Hope I am not missing any steps here. Does autoquant support CPU? Hope someone can give me some advice. Thank you.

msaroufim commented 2 months ago

We don't recommend using the torchao-nightly package anymore and will move two --pre torchao there's still a few issues though

In the meantime mind just building from source using USE_CPP=0 pip install . and letting me know if that works?

ynimmaga commented 2 months ago

@msaroufim, thank you for the suggestion. I tried building from source with the above command and verified that the new version is installed from pip list. However, I still see the same error.

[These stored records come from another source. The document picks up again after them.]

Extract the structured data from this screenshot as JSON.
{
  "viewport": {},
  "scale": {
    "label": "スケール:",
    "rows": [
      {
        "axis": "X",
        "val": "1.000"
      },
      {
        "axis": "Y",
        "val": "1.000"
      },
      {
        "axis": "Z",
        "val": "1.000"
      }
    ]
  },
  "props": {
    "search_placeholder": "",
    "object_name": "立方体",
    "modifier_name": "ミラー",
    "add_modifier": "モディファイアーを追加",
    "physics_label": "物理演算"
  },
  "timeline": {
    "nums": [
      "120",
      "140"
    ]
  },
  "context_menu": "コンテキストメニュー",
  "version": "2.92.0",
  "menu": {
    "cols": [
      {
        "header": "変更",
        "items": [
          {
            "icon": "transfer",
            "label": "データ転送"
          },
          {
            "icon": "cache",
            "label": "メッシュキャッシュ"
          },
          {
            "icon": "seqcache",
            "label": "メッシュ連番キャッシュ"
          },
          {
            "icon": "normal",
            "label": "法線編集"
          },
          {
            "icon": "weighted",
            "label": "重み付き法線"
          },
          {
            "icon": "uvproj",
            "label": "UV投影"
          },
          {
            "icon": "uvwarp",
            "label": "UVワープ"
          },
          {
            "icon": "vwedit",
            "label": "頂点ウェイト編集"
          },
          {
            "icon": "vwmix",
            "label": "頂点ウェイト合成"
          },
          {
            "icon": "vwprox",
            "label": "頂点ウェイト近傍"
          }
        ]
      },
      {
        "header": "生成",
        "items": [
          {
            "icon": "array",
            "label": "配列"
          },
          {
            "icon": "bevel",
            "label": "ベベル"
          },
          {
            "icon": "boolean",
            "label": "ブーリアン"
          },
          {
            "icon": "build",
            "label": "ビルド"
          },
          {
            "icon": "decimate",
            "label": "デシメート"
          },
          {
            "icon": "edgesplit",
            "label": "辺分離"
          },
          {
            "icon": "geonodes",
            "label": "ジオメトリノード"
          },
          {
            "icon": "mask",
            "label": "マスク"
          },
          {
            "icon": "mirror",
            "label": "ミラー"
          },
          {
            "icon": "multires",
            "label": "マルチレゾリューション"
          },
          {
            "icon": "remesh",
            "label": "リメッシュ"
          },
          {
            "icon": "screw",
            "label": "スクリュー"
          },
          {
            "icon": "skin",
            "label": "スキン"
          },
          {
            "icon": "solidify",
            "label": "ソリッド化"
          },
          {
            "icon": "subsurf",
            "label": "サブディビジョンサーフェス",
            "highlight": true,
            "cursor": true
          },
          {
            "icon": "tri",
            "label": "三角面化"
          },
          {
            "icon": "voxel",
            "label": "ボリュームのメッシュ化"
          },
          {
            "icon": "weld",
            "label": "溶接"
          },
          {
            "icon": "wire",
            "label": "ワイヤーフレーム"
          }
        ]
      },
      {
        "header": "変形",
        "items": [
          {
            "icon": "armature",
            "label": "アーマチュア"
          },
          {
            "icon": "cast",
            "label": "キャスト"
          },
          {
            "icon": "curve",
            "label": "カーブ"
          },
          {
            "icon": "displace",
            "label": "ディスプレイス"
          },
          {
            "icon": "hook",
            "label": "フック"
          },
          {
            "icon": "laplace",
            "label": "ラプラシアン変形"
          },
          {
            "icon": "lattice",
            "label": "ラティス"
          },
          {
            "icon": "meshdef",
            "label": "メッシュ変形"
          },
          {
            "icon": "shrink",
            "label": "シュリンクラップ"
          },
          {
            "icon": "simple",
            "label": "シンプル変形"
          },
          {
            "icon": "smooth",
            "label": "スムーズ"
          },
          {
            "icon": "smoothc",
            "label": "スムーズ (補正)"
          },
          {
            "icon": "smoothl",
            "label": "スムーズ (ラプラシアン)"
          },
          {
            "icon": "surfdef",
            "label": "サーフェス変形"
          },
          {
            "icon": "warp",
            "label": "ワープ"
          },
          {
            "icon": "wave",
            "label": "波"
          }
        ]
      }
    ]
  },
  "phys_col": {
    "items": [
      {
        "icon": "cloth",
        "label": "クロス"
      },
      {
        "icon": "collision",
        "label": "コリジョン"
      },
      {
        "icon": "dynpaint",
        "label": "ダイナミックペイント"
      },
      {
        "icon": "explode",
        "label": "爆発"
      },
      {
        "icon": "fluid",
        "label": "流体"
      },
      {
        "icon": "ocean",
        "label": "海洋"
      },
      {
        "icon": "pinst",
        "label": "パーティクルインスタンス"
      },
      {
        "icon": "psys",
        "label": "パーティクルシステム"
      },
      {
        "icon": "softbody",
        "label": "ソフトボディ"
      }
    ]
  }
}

I also commented out the the try except block with the error message in autoquant.py and got a better traceback of the error:

activation_shapes: torch.Size([32, 32]), times_seen: 1
weight_shape: torch.Size([64, 32]), dtype: torch.float32, bias_shape: torch.Size([64])
Traceback (most recent call last):
  File "/home/ao/scripts/simple_example.py", line 13, in <module>
    model(input)
  File "/home/new_ao_env/lib/python3.10/site-packages/torch/nn/modules/module.py", line 1736, in _wrapped_call_impl
    return self._call_impl(*args, **kwargs)
  File "/home/new_ao_env/lib/python3.10/site-packages/torch/nn/modules/module.py", line 1767, in _call_impl
    args_kwargs_result = hook(self, args, kwargs)  # type: ignore[misc]
  File "/home/new_ao_env/lib/python3.10/site-packages/torchao/quantization/autoquant.py", line 608, in autoquant_prehook
    module.finalize_autoquant()
  File "/home/new_ao_env/lib/python3.10/site-packages/torchao/quantization/autoquant.py", line 620, in finalize_autoquant
    _change_autoquantizable_to_quantized(
  File "/home/new_ao_env/lib/python3.10/site-packages/torchao/quantization/autoquant.py", line 494, in _change_autoquantizable_to_quantized
    _replace_with_custom_fn_if_matches_filter(
  File "/home/new_ao_env/lib/python3.10/site-packages/torchao/quantization/quant_api.py", line 187, in _replace_with_custom_fn_if_matches_filter
    new_child = _replace_with_custom_fn_if_matches_filter(
  File "/home/new_ao_env/lib/python3.10/site-packages/torchao/quantization/quant_api.py", line 183, in _replace_with_custom_fn_if_matches_filter
    model = replacement_fn(model)
  File "/home/new_ao_env/lib/python3.10/site-packages/torchao/quantization/quant_api.py", line 232, in insert_subclass
    getattr(cls, from_float)(lin.weight, **kwargs), requires_grad=False
  File "/home/new_ao_env/lib/python3.10/site-packages/torch/utils/_contextlib.py", line 116, in decorate_context
    return func(*args, **kwargs)
  File "/home/new_ao_env/lib/python3.10/site-packages/torchao/quantization/autoquant.py", line 146, in to_quantized
    self.tune_autoquant(q_cls, shapes_and_dtype, time_for_best_shape)
  File "/home/new_ao_env/lib/python3.10/site-packages/torchao/quantization/autoquant.py", line 97, in tune_autoquant
    res = q_cls._autoquant_test(act_mat, self.weight, bias, best_time, self.mode)
  File "/home/new_ao_env/lib/python3.10/site-packages/torchao/quantization/autoquant.py", line 267, in _autoquant_test
    res = do_autoquant_bench(q_c_op, act_mat, w_qtensor, bias, warmup=25, rep=100)
  File "/home/new_ao_env/lib/python3.10/site-packages/torch/utils/_contextlib.py", line 116, in decorate_context
    return func(*args, **kwargs)
  File "/home/new_ao_env/lib/python3.10/site-packages/torchao/quantization/autoquant.py", line 214, in do_autoquant_bench
    torch.cuda.synchronize()
  File "/home/new_ao_env/lib/python3.10/site-packages/torch/cuda/__init__.py", line 948, in synchronize
    _lazy_init()
  File "/home/new_ao_env/lib/python3.10/site-packages/torch/cuda/__init__.py", line 306, in _lazy_init
    raise AssertionError("Torch not compiled with CUDA enabled")
AssertionError: Torch not compiled with CUDA enabled

It seems there are several CUDA calls in autoquant.py. To provide more context, I want to try autoquant with torch.compile OpenVINO backend, which is a non-CUDA backend. Please let me know if there are any more suggestions.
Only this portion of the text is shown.